Alman kanalı ZDF'nin önünde çektiği anonsla gündem olan gazeteci Mevlüt Yüksel, ilk kez RS FM'de Yavuz Oğhan'ın hazırlayıp sunduğu 'bidebunudinle' programında konuştu. Yaptığı yayının arkasında olduğunu söyleyen Yüksel, ZDF binasının önüne yeniden gideceğini belirterek, "Bakalım ne yapacaklar? Gerekli başvuruyu yaptık, cevap bekliyoruz. Yaptığım yayınların arkasındayım" dedi. Almanya'da basın özgürlüğünün olmadığını savunan Yüksel, "Basın özgürlüğü olsaydı, bizi alır kafeye getirir, kahve ısmarlar, kuralları anlatırdı. Ben bunu kabul etmiyorum. Bu kabalık değil midir? Biraz sonrasında polis çağıracaktı. Basın özgürlüğü kısıtlandı anlamına geliyor" diye konuştu.

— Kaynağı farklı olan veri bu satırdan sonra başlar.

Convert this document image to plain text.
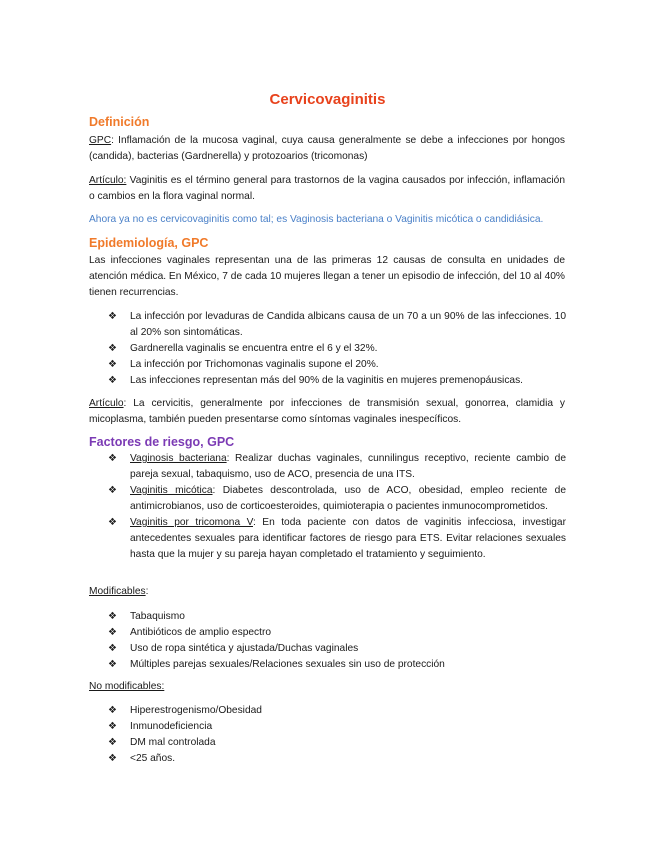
Cervicovaginitis
Definición
GPC: Inflamación de la mucosa vaginal, cuya causa generalmente se debe a infecciones por hongos (candida), bacterias (Gardnerella) y protozoarios (tricomonas)
Artículo: Vaginitis es el término general para trastornos de la vagina causados por infección, inflamación o cambios en la flora vaginal normal.
Ahora ya no es cervicovaginitis como tal; es Vaginosis bacteriana o Vaginitis micótica o candidiásica.
Epidemiología, GPC
Las infecciones vaginales representan una de las primeras 12 causas de consulta en unidades de atención médica. En México, 7 de cada 10 mujeres llegan a tener un episodio de infección, del 10 al 40% tienen recurrencias.
❖ La infección por levaduras de Candida albicans causa de un 70 a un 90% de las infecciones. 10 al 20% son sintomáticas.
❖ Gardnerella vaginalis se encuentra entre el 6 y el 32%.
❖ La infección por Trichomonas vaginalis supone el 20%.
❖ Las infecciones representan más del 90% de la vaginitis en mujeres premenopáusicas.
Artículo: La cervicitis, generalmente por infecciones de transmisión sexual, gonorrea, clamidia y micoplasma, también pueden presentarse como síntomas vaginales inespecíficos.
Factores de riesgo, GPC
❖ Vaginosis bacteriana: Realizar duchas vaginales, cunnilingus receptivo, reciente cambio de pareja sexual, tabaquismo, uso de ACO, presencia de una ITS.
❖ Vaginitis micótica: Diabetes descontrolada, uso de ACO, obesidad, empleo reciente de antimicrobianos, uso de corticoesteroides, quimioterapia o pacientes inmunocomprometidos.
❖ Vaginitis por tricomona V: En toda paciente con datos de vaginitis infecciosa, investigar antecedentes sexuales para identificar factores de riesgo para ETS. Evitar relaciones sexuales hasta que la mujer y su pareja hayan completado el tratamiento y seguimiento.
Modificables:
❖ Tabaquismo
❖ Antibióticos de amplio espectro
❖ Uso de ropa sintética y ajustada/Duchas vaginales
❖ Múltiples parejas sexuales/Relaciones sexuales sin uso de protección
No modificables:
❖ Hiperestrogenismo/Obesidad
❖ Inmunodeficiencia
❖ DM mal controlada
❖ <25 años.
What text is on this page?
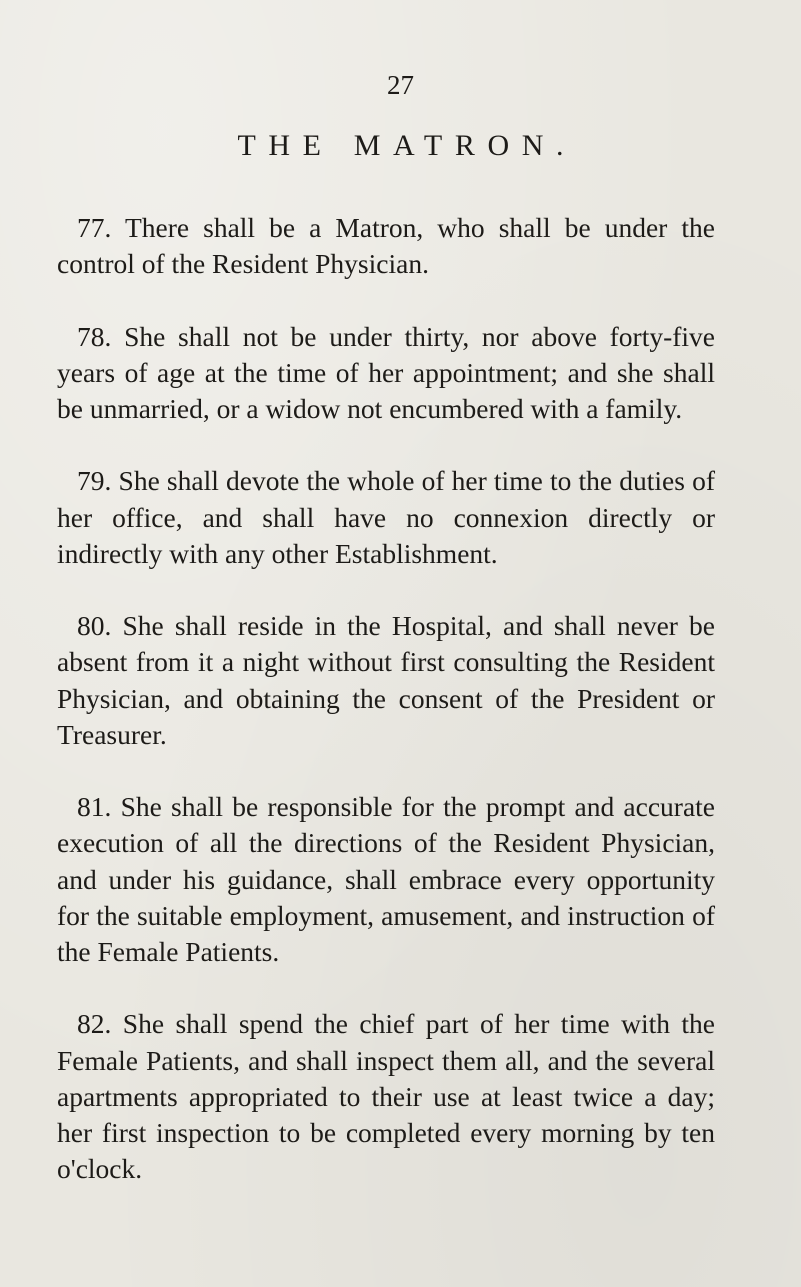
27
THE MATRON.

77. There shall be a Matron, who shall be under the control of the Resident Physician.

78. She shall not be under thirty, nor above forty-five years of age at the time of her appointment; and she shall be unmarried, or a widow not encumbered with a family.

79. She shall devote the whole of her time to the duties of her office, and shall have no connexion directly or indirectly with any other Establishment.

80. She shall reside in the Hospital, and shall never be absent from it a night without first consulting the Resident Physician, and obtaining the consent of the President or Treasurer.

81. She shall be responsible for the prompt and accurate execution of all the directions of the Resident Physician, and under his guidance, shall embrace every opportunity for the suitable employment, amusement, and instruction of the Female Patients.

82. She shall spend the chief part of her time with the Female Patients, and shall inspect them all, and the several apartments appropriated to their use at least twice a day; her first inspection to be completed every morning by ten o'clock.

Takvim Gazetesi Haber Müdürü Mevlüt Yüksel'in A Haber’deki programında Alman ZDF kanalı yöneticisinin elleri cebinde diye basın özgürlüğünü engellediği ve ZDF’nin önüne gelmelerine çok sinirlediğini iddia ettiği haber gündem yarattı.
Habere yönelik eleştirilerin yankısı devam ederken Yüksel, eleştirilerin aksine oraya kavga çıkarmak ya da ünlü olmak amacıyla gitmediğini söyledi. Yüksel, “Amacım ünlü olmak da kavga çıkarmak değildi. 51 yaşında, 32 yıllık gazeteciyim. Sadece halka gerçekleri anlatmak, doğruyu göstermek istemiştim. İyi bir gazeteci olduğuma inanıyorum. Orada engellenebileceğimizi düşünmedik bile. Yine gidiyorum. Bakalım ne yapacaklar? Gerekli başvuruyu yaptık, cevap bekliyoruz. Yaptığım yayınların arkasındayım” dedi.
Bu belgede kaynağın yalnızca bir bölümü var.